October 01, 2020 00:00:00


OSLO, Sept 30 (Reuters): Norway and Britain have reached a bilateral agreement on fisheries, the Norwegian government said on Wednesday, before Britain leaves the European Union's single market at the end of the year.

The framework agreement, which takes effect on Jan. 1, will govern control measures, licences and research, and also facilitates a mutual exchange of quotas and access to each other's waters, the Norwegian government said in a statement.

It will be signed in London on Wednesday, the Norwegian Ministry of Industry and Fisheries said.

British fisheries organisations said such a deal showed that the terms the EU was seeking in a future agreement were an "aberration" in not treating Britain as an independent coastal nation able to control access to its fishing waters.

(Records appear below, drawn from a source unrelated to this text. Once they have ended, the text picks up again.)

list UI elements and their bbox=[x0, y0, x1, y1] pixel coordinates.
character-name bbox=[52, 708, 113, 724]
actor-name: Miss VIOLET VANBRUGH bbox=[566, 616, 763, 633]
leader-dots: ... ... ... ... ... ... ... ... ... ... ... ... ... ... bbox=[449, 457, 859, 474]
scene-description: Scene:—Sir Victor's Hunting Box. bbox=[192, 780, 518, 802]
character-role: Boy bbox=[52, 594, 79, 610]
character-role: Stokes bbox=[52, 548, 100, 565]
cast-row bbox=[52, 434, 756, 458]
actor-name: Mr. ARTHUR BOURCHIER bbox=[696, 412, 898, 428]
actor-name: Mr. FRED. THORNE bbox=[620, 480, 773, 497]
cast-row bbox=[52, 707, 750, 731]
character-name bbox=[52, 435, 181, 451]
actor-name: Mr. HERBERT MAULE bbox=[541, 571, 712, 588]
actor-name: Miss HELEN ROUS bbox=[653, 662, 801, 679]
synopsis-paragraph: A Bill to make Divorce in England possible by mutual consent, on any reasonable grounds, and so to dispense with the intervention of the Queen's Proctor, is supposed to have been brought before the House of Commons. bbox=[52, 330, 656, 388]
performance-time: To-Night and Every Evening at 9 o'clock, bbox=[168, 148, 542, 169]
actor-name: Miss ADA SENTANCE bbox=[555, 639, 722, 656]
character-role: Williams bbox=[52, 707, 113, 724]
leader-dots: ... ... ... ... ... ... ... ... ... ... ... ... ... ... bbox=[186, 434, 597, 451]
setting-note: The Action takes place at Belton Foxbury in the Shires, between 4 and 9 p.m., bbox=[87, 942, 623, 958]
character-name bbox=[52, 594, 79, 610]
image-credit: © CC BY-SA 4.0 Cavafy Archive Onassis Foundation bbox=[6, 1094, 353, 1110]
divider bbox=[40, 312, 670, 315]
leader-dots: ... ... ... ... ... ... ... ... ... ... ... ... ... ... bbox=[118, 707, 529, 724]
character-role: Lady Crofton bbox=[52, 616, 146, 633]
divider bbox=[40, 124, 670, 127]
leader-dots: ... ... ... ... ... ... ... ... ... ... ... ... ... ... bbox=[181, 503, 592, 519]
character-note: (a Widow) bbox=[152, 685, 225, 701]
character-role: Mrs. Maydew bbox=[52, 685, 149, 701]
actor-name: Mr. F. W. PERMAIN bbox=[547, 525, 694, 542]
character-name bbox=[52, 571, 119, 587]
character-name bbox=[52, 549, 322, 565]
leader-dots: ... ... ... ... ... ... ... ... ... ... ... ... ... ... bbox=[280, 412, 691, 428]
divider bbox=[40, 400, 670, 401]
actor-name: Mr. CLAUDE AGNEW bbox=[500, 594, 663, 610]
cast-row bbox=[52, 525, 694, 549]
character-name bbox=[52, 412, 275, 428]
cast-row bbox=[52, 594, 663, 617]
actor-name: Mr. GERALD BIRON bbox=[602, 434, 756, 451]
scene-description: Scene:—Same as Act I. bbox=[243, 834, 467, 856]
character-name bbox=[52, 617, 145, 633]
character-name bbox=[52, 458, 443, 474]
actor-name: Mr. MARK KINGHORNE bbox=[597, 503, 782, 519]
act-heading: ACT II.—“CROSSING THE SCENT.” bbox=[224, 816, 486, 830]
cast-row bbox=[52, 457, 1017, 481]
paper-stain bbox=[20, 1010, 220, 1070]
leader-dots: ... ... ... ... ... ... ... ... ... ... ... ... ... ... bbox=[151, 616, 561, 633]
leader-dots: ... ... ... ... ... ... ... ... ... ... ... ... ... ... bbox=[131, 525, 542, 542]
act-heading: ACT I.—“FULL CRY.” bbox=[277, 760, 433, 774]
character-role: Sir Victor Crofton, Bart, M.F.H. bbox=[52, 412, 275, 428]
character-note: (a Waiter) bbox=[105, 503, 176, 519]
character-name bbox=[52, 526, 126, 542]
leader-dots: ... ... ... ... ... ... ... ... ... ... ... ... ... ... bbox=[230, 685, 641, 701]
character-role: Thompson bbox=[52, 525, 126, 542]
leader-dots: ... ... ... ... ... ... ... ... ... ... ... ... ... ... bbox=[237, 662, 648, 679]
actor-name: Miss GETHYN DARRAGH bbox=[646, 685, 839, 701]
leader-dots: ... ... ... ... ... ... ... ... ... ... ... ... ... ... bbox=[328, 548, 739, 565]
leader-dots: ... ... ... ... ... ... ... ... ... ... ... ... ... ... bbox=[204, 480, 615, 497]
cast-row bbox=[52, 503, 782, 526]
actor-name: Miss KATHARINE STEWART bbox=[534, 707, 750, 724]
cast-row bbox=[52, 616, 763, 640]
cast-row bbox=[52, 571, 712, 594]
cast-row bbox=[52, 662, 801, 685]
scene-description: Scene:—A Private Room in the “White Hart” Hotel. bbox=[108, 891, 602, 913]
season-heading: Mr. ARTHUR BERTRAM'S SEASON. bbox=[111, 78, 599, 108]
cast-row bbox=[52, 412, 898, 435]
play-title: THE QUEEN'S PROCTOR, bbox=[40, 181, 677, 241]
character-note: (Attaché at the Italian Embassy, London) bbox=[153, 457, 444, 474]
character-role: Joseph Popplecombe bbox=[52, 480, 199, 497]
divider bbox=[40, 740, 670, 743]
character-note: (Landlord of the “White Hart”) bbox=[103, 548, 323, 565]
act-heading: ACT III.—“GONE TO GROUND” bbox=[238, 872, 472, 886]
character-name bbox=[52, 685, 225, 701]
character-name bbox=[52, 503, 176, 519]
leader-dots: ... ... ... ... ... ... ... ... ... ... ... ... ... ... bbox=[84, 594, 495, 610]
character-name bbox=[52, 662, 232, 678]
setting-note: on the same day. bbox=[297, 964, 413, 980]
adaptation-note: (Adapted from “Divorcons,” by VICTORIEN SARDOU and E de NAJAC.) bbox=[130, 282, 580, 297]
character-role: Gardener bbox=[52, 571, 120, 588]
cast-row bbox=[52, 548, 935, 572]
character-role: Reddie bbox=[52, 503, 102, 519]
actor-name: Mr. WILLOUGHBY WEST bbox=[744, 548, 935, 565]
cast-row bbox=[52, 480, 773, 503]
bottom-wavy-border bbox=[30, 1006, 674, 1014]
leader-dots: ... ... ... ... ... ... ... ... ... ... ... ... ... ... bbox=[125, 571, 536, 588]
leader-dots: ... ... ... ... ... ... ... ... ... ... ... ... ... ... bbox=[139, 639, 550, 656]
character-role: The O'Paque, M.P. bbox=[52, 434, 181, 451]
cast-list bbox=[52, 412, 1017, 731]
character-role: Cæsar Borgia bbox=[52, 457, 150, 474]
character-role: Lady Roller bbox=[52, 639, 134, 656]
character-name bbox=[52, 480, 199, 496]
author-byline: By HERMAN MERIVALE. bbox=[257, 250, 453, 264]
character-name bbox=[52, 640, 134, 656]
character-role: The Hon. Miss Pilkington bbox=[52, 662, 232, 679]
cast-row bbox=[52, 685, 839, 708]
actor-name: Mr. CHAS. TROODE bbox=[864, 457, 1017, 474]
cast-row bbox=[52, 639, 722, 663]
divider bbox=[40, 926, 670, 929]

While Norway is not a member of the EU, it is integrated into the bloc's common market and must negotiate separate post-Brexit trade relations with Britain.

Britain formally left the EU in January but London and Brussels are seeking a new trade deal before a status-quo transition arrangement ends in December.

Negotiations between Britain and the EU have stumbled over fisheries, fair competition and how to settle disputes.

The EU says it wants a "fair deal" that gives access for boats from the bloc's member states such as France and the Netherlands.

Britain says becoming an independent coastal state after the end of the transition will hand it back control over who has access to British fishing waters - a commitment from the government that Barrie Deas, chief executive of the National Federation of Fishermen's Organisations, described as "clear and unequivocal".

Deas said Britain wants a deal with Brussels that is similar to the one with Norway, but that the EU's refusal "underlines that it's the EU that is the outlier in this by comparison with other countries, other coastal states".

"In that respect it is the EU and what they are seeking with the UK (which) is the aberration in international fisheries terms."